The main reasons to wear compression garments, like compression socks, would be to: 1) improve athletic performance or 2) improve recovery. Is compression wear worth the hype in either of these cases?
A 2016 review on the effects of multiple types of compression garments (Engel et al.) examined 32 studies performed between 1987 and 2015. In eight of the studies they found no significant improvement in race completion time with compression for any distance from 400 meters to marathon. In seven studies, they did find a small improvement in time to exhaustion while wearing compression. Four studies reported improved running economy values. Sixteen of the studies were associated with improvements in psychological variables.
Despite being financially supported by a garment manufacturer, a 2015 study by Areces et al. found no benefit of compression socks in post-marathon exercise performance or race times.
In a 2015 literature review of four studies by Stanek, compression socks were reported to have no effect on several physiological measures like heart rate, perceived exertion, and lactate levels. Although one of the four studies noted an improvement in maximal running speed.
Performance improvements are often based on perception of effectiveness. In a 2016 study by Brophy-Williams et al. the participants were asked about their perceptions on the usefulness of compression socks in enhancing exercise recovery. This article is ahead of print, but according to the abstract (yes, I know that’s bad science) the participants performed better if they believed the compression was going to be helpful in recovery. Thank you placebo effect.
The 2016 Engel review of 32 studies found nine articles reporting large positive changes in exercise or post-exercise muscle soreness.
A 2013 meta-analysis by Hill et al. revealed some benefit in reducing the pain of delayed onset muscle soreness. They also found that muscle strength and muscle power measures recovered more quickly with compression usage.

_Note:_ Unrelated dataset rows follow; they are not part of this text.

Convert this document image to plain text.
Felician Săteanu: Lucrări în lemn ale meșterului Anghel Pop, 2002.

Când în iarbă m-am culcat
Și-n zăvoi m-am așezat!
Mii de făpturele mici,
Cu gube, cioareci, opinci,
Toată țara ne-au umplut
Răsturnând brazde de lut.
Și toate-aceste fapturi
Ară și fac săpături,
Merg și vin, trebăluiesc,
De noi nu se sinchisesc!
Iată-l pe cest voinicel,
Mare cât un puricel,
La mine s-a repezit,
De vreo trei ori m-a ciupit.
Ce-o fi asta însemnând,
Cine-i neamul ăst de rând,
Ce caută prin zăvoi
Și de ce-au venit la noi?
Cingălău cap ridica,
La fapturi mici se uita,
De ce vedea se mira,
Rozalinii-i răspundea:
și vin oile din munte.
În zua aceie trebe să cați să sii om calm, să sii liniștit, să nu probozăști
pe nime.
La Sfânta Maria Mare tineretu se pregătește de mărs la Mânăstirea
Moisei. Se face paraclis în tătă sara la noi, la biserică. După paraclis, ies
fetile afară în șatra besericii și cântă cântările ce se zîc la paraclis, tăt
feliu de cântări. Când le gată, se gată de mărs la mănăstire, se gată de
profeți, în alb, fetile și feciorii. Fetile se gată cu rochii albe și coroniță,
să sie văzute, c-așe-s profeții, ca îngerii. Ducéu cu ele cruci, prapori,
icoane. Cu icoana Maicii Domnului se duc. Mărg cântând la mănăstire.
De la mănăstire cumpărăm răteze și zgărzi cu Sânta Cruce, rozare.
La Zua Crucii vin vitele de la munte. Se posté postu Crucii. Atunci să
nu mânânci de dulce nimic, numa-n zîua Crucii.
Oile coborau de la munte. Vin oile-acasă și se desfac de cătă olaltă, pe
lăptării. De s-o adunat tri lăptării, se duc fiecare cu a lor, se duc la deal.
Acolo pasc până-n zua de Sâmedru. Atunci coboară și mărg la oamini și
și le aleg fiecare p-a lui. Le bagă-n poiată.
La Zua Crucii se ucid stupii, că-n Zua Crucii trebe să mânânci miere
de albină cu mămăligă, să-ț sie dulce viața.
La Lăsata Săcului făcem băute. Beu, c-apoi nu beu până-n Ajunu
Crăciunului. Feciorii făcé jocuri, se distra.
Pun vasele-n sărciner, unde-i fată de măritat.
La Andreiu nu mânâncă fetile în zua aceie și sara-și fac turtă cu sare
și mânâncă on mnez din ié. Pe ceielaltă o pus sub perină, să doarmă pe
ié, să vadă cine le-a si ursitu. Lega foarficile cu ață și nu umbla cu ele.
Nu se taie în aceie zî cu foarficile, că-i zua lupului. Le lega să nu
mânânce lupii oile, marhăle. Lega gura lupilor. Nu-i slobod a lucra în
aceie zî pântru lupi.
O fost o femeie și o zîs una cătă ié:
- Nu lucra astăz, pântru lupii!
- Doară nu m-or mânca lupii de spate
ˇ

A 2016 meta-analysis by Marqués-Jiménez et al. identified several studies indicating multiple biochemical markers were improved following exercise if compression garments were worn. In five studies, muscle swelling was also improved. Another eight studies indicated improvements in exercise recovery in muscle strength and five studies in muscle power.

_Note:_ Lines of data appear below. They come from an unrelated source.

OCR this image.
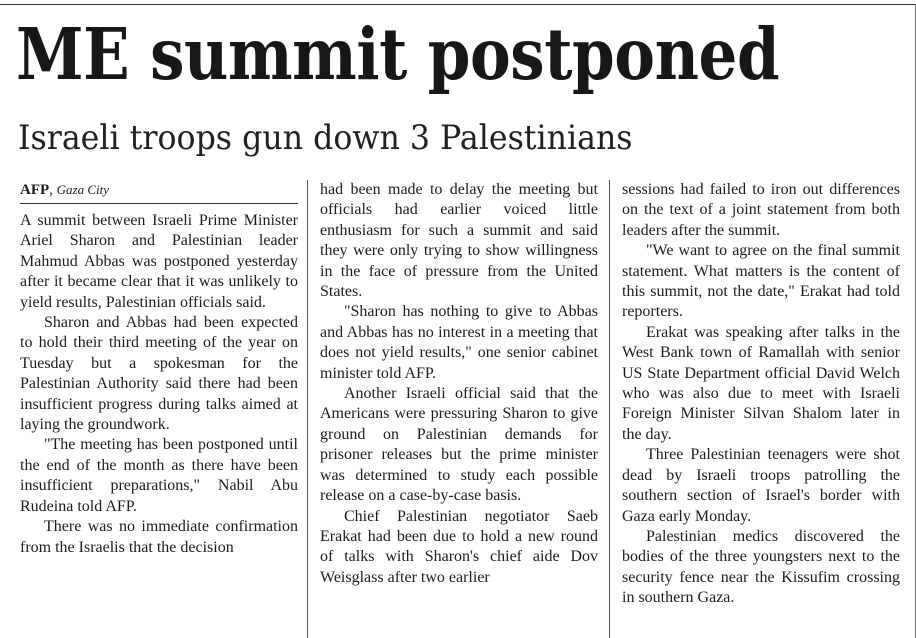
ME summit postponed
Israeli troops gun down 3 Palestinians
AFP, Gaza City

A summit between Israeli Prime Minister Ariel Sharon and Palestinian leader Mahmud Abbas was postponed yesterday after it became clear that it was unlikely to yield results, Palestinian officials said.

Sharon and Abbas had been expected to hold their third meeting of the year on Tuesday but a spokesman for the Palestinian Authority said there had been insufficient progress during talks aimed at laying the groundwork.

"The meeting has been postponed until the end of the month as there have been insufficient preparations," Nabil Abu Rudeina told AFP.

There was no immediate confirmation from the Israelis that the decision

had been made to delay the meeting but officials had earlier voiced little enthusiasm for such a summit and said they were only trying to show willingness in the face of pressure from the United States.

"Sharon has nothing to give to Abbas and Abbas has no interest in a meeting that does not yield results," one senior cabinet minister told AFP.

Another Israeli official said that the Americans were pressuring Sharon to give ground on Palestinian demands for prisoner releases but the prime minister was determined to study each possible release on a case-by-case basis.

Chief Palestinian negotiator Saeb Erakat had been due to hold a new round of talks with Sharon's chief aide Dov Weisglass after two earlier

sessions had failed to iron out differences on the text of a joint statement from both leaders after the summit.

"We want to agree on the final summit statement. What matters is the content of this summit, not the date," Erakat had told reporters.

Erakat was speaking after talks in the West Bank town of Ramallah with senior US State Department official David Welch who was also due to meet with Israeli Foreign Minister Silvan Shalom later in the day.

Three Palestinian teenagers were shot dead by Israeli troops patrolling the southern section of Israel's border with Gaza early Monday.

Palestinian medics discovered the bodies of the three youngsters next to the security fence near the Kissufim crossing in southern Gaza.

Anecdotally, I don’t find compression to change anything about my personal running performance. Maybe I would notice a change if I used it more often. But I definitely do like the way compression feels for a day or so after a hard workout or race. I really love the way compression feels at super high levels with a compressive device - above 80 mm Hg, which isn’t what these studies and reviews analyzed. Even if compression garments aren’t changing recovery on a physiological level, they are all capable of decreasing the sensation of soreness.
It appears that the most recent research evidence supports the use of compression in decreasing the intensity of delayed onset muscle soreness. The helpfulness of these garments may be event greater in an individual that must spend more time on their legs during the post-exercise period of soreness. Let’s say in a multi-day event or going back to work on Monday.
Could you make arguments for using compression using the latest literature? Sure. Would I use it in every race or workout? Nope. The reality is that if you think it helps you, then keep using it.